Michael Schade, solo

Ein singender Sunnyboy für nur hundert Heroen

Staatsoper. Michael Schade und Jendrik Springer erteilten im Konzert-Finale der Saison eine Lektion in Liedgesang.

Michael Schade pflegt sein Sunnyboy-Image: Wenn er auf die Bühne kommt, kokettiert er jovial mit seinem Publikum, wenn er singt, dirigiert er ein wenig mit - und hebt die Augenbrauen, wenn es im Text doppelbödig zugeht. Seine Selbstinszenierung könnte manchen im Auditorium davon ablenken, dass hier ein höchst ernsthafter Interpret am Werk ist, der längst vom Opernstar, der auch Lieder singt, zum bedeutenden Exegeten der nur nach außen hin "kleineren" Form geworden ist.

Nichts Geringeres als Beethovens "An die ferne Geliebte" stellten Schade und sein Klavierpartner Jendrik Springer an den Beginn ihres Abends im virusbedingt konzertanten Staatsopern-Ersatzprogramm zum Saisonausklang. Da sollte man schon in den ersten Takten genauer zuhören. Denn Schade betont stärker denn je die Bedeutung des Textes und seiner Führungsrolle, prüft jede Phrase, jedes einzelne Wort auf den Sinngehalt. Dass es bei aller Detailgenauigkeit dann dennoch Melodien sind, die da erklingen, erweist die große Gestaltungskunst.

Selbst die oft überhastete Attitüde in den aufgeregten Momenten am Endes des ersten Liedes und am Schluss der Reihe fällt nicht aus dem liedhaften Rahmen, obwohl sie - dem Genius Loci gehorchend? - in theatralische Accelerandi münden, die auch die Fertigkeit des Pianisten bis an die Grenzen fordern. Ganz intim agierten Schade und Springer dann bei Schubert - oft bis zum Flüsterton zurückgenommene Piani schufen die rechte Atmosphäre für kecke Liebesbotschaften; oder für die gar schröckliche Geschichte vom armen "Fischer", den die Wassernixe in den Tod holt - alles nicht so wild, er stirbt mit Lust, sagt uns Michael Schade vokal wie gestisch: "Halb zog sie ihn, halb sank er hin" - weg war er. So kommt's.

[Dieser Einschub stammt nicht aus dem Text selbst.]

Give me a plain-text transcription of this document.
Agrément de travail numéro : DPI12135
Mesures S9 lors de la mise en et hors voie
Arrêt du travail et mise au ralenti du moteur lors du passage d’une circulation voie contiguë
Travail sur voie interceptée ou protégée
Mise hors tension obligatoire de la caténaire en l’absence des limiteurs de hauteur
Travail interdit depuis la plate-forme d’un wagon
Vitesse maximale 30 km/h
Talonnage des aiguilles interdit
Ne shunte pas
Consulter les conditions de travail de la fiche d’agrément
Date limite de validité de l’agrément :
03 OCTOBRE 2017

Ist ja vielleicht alles nur ein Spiel. Das ist das Schön-Gefährliche an biedermeierlichen Visionen und poetischen Bildern. Auch beim Gesprudel, das im Bächlein herrscht, kommt ja zunächst niemand auf die Idee, dass die launische Forelle bald am Angelhaken hängen würde. Ein bisschen darf dann auch noch der Gedanke an ein schmackhaftes Fischmenü mitschwingen.

Hausmusik und Wienerlied

Seine "100 Heroen", wie er das regelbedingt spärliche Publikum moderierend nannte, hatte der Tenor da längst auf den Hausmusik-Ton eingestimmt. Ganz ohne direkte Bezüge zu den Anwesenden wird es ja auch bei den wienerischen Schubertiaden einstens nicht abgegangen sein. Das konnte - und kann - lehrreich sein: Wer weiß schon, dass sich Schubert, seinem großen Vorbild Beethoven zum Trotz, auch an eine Vertonung von Matthisons "Adelaide" gewagt hat?

Nach einem Richard-Strauss-Block hätte sich Schade nicht entschuldigen müssen, dass er und Jendrik Springer, "zwei Deutsche", sich an "Mei Muatterl war a Weanerin" wagten - beide gehören ja längst hierher. Der Tenor durfte sogar anmerken, dass er manche Kollegin in seiner langen Staatsopern-Karriere daran erinnert hat, wie wichtig das Wort nicht nur im Liedgesang ist.

Den Beweis hat er mit seinem jüngsten Auftritt geliefert - bis zum Ende, mit Lehar und Richard Strauss' gehauchter Versicherung, auch morgen würde "die Sonne wieder scheinen".